OpenBible.info has created a linguistic “map” of the ESV. It looks like this:
The blue lines show quotes from people, and the light red lines show quotes from God and Jesus. The full-size graphic reduces words to a single pixel and uses lines to indicate sentence length.
A closeup of the book of Joshua looks like this:
The long lines in the lower left corner show the catalog of kings and lands in Joshua 12 and 13, punctuated by a discourse from God (the red lines). The lighter dots show all the proper names in the catalog.
This kind of visualization may not lead to huge insights, but it provides a new way for people to interact with texts. As an OpenBible.info blog post notes, interactivity would make these visualizations a lot more useful.
The visualization makes use of some datasets we have. The quote colors come from the Bible Quote Speakers dataset that we made with Mechanical Turk. The proper-name colors come from our Proper Names dataset, which catalogs and categorizes all the proper names in the ESV. Both datasets are now available under a Creative Commons Attribution-NonCommercial license.
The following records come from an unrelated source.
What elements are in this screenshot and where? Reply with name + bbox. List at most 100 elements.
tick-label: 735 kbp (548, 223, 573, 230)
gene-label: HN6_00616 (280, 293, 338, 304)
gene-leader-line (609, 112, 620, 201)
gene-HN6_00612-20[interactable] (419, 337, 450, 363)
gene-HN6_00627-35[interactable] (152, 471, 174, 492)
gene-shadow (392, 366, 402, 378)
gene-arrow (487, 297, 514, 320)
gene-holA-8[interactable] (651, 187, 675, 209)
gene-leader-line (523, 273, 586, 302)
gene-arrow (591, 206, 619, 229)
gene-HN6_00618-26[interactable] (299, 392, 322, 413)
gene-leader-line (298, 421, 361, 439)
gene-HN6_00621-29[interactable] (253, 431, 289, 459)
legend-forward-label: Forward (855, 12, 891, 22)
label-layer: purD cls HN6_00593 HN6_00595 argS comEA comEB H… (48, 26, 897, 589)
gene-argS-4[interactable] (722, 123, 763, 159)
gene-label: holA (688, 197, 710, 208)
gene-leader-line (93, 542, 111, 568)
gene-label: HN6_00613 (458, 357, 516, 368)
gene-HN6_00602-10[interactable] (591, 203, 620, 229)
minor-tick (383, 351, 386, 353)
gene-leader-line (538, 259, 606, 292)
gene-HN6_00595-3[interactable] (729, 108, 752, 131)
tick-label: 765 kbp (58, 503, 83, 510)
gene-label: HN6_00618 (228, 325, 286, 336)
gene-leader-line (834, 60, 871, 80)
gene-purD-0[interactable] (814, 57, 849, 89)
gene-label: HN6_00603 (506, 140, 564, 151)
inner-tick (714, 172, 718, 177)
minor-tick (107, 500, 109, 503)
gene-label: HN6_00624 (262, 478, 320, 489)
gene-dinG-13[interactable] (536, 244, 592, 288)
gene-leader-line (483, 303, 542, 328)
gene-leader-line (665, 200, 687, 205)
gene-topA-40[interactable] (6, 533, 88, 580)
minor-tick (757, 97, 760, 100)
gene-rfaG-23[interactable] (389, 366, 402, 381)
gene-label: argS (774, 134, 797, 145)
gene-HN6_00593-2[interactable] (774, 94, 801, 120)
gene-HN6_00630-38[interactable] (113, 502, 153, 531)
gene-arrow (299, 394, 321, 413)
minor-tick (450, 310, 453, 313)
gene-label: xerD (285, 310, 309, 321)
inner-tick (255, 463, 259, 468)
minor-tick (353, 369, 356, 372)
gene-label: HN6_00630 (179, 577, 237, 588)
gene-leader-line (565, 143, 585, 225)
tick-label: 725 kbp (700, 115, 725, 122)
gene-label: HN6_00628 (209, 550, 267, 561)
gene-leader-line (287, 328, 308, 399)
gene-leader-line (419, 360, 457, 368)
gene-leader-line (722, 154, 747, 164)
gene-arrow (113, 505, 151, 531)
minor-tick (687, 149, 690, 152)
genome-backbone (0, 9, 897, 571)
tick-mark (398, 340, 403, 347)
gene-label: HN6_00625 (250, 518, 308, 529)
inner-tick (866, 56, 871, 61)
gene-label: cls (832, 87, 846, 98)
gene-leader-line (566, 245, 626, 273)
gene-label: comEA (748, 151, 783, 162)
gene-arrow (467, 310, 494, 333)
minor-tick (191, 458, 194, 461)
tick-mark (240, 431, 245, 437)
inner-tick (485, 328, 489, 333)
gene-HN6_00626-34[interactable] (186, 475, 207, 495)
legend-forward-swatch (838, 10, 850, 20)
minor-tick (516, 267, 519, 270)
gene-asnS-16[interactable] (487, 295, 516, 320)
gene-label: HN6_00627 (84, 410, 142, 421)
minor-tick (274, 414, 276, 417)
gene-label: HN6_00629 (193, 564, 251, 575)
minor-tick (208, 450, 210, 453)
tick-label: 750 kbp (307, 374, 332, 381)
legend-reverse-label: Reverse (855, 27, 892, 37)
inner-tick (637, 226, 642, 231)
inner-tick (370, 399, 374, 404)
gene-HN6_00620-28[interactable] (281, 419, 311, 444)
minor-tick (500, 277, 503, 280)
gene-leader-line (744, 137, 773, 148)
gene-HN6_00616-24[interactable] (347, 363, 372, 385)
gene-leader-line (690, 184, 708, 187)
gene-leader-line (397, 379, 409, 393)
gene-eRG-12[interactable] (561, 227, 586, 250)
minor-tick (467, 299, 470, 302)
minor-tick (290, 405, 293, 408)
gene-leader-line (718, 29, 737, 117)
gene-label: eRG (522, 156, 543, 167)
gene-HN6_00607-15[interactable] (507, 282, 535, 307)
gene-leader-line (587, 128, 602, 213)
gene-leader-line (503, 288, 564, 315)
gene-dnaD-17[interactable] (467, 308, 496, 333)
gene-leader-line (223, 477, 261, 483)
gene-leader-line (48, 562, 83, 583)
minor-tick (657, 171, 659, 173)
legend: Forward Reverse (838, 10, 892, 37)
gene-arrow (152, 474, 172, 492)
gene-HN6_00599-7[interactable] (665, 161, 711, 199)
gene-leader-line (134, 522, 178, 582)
Does this kind of dataset excite you? Check out the biblical-names-database Google Group, which aims to create a unified address space for biblical names. UBS has already donated two massive datasets. We’d certainly be happy to see our two datasets above added to this group’s data.
Stefanie Posavec’s visualizations of On the Road inspired this visualization. Crossway staff assisted in its production.